La réponse avant la question
Éditorial

La réponse avant la question

« Ne vous posez pas inutilement de questions, nous avons la réponse » ! Telle semble être la tendance dominante actuelle qui étend ses ramifications à tous les domaines de la vie personnelle, familiale, économique et sociale. « Nous savons ce qui est bon pour vous », disent à longueur de messages les médias, les politiques, les dirigeants, les rééducateurs, les coachs et autres officines qui veulent le bien des autres. Le temps des questions serait éducativement, médicalement et politiquement incorrect. Ce serait une perte de temps. Mieux vaudrait s’en remettre à ceux qui savent. Et ceux-là fleurissent ! Ils proposent d’aider à soulager de questionnements incertains aux vertus mal établies.

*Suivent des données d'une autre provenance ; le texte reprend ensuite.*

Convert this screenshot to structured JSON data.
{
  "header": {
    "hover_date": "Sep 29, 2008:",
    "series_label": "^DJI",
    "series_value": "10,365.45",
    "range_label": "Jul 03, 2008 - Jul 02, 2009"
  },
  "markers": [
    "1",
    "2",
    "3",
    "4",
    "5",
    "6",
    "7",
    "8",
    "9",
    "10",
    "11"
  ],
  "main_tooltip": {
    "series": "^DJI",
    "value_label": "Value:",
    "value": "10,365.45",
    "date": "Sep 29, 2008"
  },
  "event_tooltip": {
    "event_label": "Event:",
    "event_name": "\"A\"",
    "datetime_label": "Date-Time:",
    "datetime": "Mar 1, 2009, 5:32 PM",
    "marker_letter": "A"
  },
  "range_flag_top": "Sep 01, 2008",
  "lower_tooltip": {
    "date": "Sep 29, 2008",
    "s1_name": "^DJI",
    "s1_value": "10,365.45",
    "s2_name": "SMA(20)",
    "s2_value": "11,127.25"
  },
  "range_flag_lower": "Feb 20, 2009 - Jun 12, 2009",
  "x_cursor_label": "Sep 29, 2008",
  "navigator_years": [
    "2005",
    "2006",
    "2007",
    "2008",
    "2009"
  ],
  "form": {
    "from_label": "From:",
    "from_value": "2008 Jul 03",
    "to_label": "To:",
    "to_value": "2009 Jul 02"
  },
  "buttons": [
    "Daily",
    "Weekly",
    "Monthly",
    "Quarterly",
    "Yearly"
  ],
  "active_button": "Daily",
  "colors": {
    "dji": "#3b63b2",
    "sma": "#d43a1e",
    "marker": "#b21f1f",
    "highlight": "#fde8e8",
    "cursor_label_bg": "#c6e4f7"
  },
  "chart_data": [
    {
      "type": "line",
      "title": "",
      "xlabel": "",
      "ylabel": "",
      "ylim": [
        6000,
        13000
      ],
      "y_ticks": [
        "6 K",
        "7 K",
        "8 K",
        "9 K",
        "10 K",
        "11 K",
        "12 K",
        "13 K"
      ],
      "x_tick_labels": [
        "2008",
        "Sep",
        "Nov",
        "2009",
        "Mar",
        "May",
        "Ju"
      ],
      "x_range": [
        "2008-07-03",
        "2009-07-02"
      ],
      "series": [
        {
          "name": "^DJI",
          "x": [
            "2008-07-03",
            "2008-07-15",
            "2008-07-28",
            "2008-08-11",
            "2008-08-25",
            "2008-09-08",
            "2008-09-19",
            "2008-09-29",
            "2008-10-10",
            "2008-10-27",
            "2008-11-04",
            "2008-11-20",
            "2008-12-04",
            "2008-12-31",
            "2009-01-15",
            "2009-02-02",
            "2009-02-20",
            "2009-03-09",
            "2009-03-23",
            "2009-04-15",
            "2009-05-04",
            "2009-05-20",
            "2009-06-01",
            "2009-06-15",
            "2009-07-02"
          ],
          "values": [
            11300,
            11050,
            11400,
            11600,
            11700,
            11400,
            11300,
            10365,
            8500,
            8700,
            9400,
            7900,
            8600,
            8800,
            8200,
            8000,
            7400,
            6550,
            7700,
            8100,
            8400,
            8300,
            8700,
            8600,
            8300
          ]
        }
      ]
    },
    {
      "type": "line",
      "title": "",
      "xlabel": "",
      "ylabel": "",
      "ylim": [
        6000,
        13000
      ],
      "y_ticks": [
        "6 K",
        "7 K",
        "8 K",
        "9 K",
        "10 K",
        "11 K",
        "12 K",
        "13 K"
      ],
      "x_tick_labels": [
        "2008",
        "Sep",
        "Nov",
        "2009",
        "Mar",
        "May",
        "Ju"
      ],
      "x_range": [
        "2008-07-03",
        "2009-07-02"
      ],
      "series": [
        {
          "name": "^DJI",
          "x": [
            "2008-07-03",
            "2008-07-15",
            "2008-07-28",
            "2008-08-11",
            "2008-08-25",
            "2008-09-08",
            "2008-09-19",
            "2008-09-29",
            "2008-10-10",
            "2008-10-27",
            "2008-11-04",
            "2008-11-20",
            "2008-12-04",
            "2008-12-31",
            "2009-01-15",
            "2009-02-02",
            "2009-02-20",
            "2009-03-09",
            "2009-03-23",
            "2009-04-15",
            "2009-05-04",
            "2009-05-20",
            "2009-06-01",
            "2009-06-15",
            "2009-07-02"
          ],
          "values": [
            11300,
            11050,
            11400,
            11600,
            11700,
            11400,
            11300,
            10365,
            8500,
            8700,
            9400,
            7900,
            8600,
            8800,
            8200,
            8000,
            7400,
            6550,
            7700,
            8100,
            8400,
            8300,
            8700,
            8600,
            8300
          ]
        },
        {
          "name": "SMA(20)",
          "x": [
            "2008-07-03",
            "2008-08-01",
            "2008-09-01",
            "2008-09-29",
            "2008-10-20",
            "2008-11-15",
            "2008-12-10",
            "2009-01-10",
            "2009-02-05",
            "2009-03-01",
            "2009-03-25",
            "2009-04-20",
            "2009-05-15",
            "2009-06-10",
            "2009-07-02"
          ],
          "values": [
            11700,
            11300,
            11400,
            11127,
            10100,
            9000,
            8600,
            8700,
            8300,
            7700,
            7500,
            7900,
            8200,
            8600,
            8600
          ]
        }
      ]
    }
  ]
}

Dès la crèche, la tétine en bouche évite au bébé d’avoir à exprimer un besoin, comblé ainsi par avance. Sans frustrations et sans manque, il ne peut qu’être plus heureux à l’évidence. Quant à la période de latence, il importe de la réduire car il est bien connu que toute latence est frustrante et potentiellement douloureuse : la pré-adolescence -notion dangereuse et illusoire, pur produit d’un marketing efficace- est attendue dès la fin du cycle scolaire primaire, et sollicitée si elle n’apparaît pas assez vite. Des radios et des émissions « pour jeunes » à heure de grande écoute le soir visent à leur transmettre les connaissances de toutes les pratiques sexuelles à découvrir, occultant les avantages des questions et d’une curiosité sans réponse immédiate, le temps de la maturation psychologique et affective. Pour les plus grands, il n’est désormais plus acceptable d’attendre. La médecine doit soulager et guérir -le droit aux soins a laissé place au droit à la santé-, et vite de préférence : tous aux urgences ! Dans les entreprises, comme dans les hôpitaux, halte aux débats : place à des « vrais » dirigeants qui savent ce qui est bon pour la collectivité.

Les questions existentielles trouvent toutes apparemment une réponse sur le grand marché des stimulations. Vous voulez exister ? Nous avons les moyens de vous exciter. C’est dire combien les professionnels des soins doivent aujourd’hui ramer à contre-courant et peuvent souvent apparaître comme menaçants, surtout s’ils travaillent avec le souci éthique du respect de l’autre et la modestie d’un savoir qui se constitue avec l’autre.